La mujer se quedó paralizada durante unos instantes, igual que si un hechizo la hubiera convertido repentinamente en estatua. Al fin reaccionó:
– Soy Joaquina, soy la mujer del hermano de Bigador.
– ¿André está aquí…?
– No… Viven en Uíge, otra ciudad…
São sintió que algo denso comenzaba a moverse dentro de su cabeza. Las cosas se habían puesto a girar repentinamente. Tuvo que apoyarse en la pared para no caer. Joaquina la sostuvo y la hizo sentarse en uno de los escalones de la entrada. Luego desapareció durante unos instantes, y volvió con un vaso de leche de cabra. São fue bebiéndolo despacio, intentando encontrar dentro de su confusión el camino que conducía de nuevo a los pensamientos ordenados. Joaquina le acarició con suavidad la cabeza, como si comprendiese todo lo que le estaba ocurriendo y se compadeciera de ella:
– ¿Bigador sabe que estás aquí?
– No. Dijo que me mataría si venía. Pero tengo que intentar recuperar a
André…
– ¿Tú no se lo diste…?
– ¿Dárselo…?
– Él contó que no querías al niño, que se lo diste para que lo trajera aquí…

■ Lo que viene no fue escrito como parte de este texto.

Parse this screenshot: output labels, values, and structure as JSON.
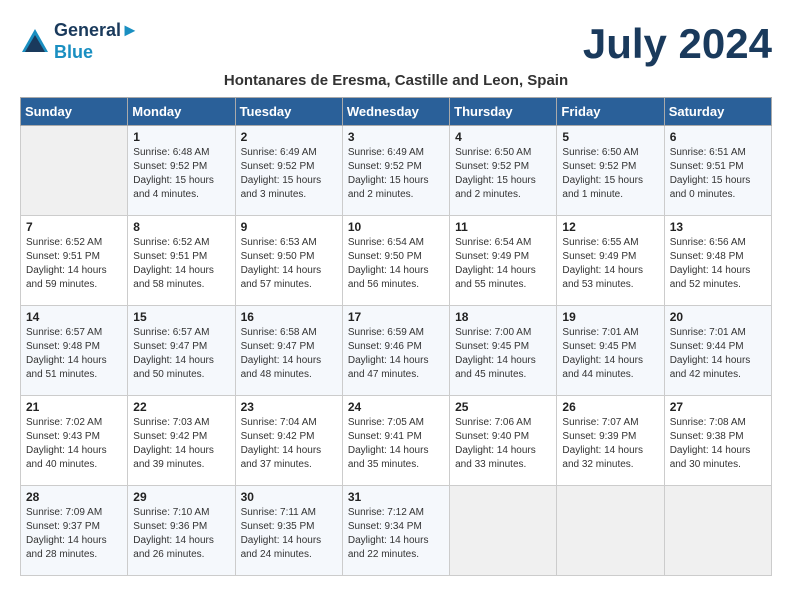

– ¡Dios mío! ¡No! ¿Cómo iba a darle al niño…? ¿Cómo podría no querer a mi hijo…?
Joaquina la miró y supo que estaba diciendo la verdad. Ella había criado a seis. A pesar de los malos momentos, del cansancio, de las noches sin dormir, de las travesuras, de los disgustos, los había querido cada minuto de sus vidas. Incluso seguía queriendo a los dos que se le habían muerto. Se sentía orgullosa de ellos, de sus estudios y sus empleos, de las esposas que habían elegido los tres mayores y de la belleza de los nietos que iban llegando igual que estrellas caídas del cielo para iluminar la existencia de una mujer vieja. Estaba segura de que São era tan buena madre como ella. Había viajado desde el fin del mundo para encontrar a su hijo, sola, arriesgándose a que el salvaje de Bigador la matase. Ella tenía miedo de Bigador. Siempre la dejaba aturdida con sus gritos y sus puñetazos en las paredes. Había que ser muy valiente para enfrentarse así a él. Decidió ayudarla en todo lo que pudiera:
– Escucha. Mi marido está trabajando. ¿Por qué no vienes a las cuatro y hablas con él? Nelson no es como su hermano. Le gustan las palabras y está en paz con el mundo. Y respeta a las mujeres. Yo le diré que tenemos que apoyarte. Un hijo debe estar con su madre si ella es buena. Y tú eres buena.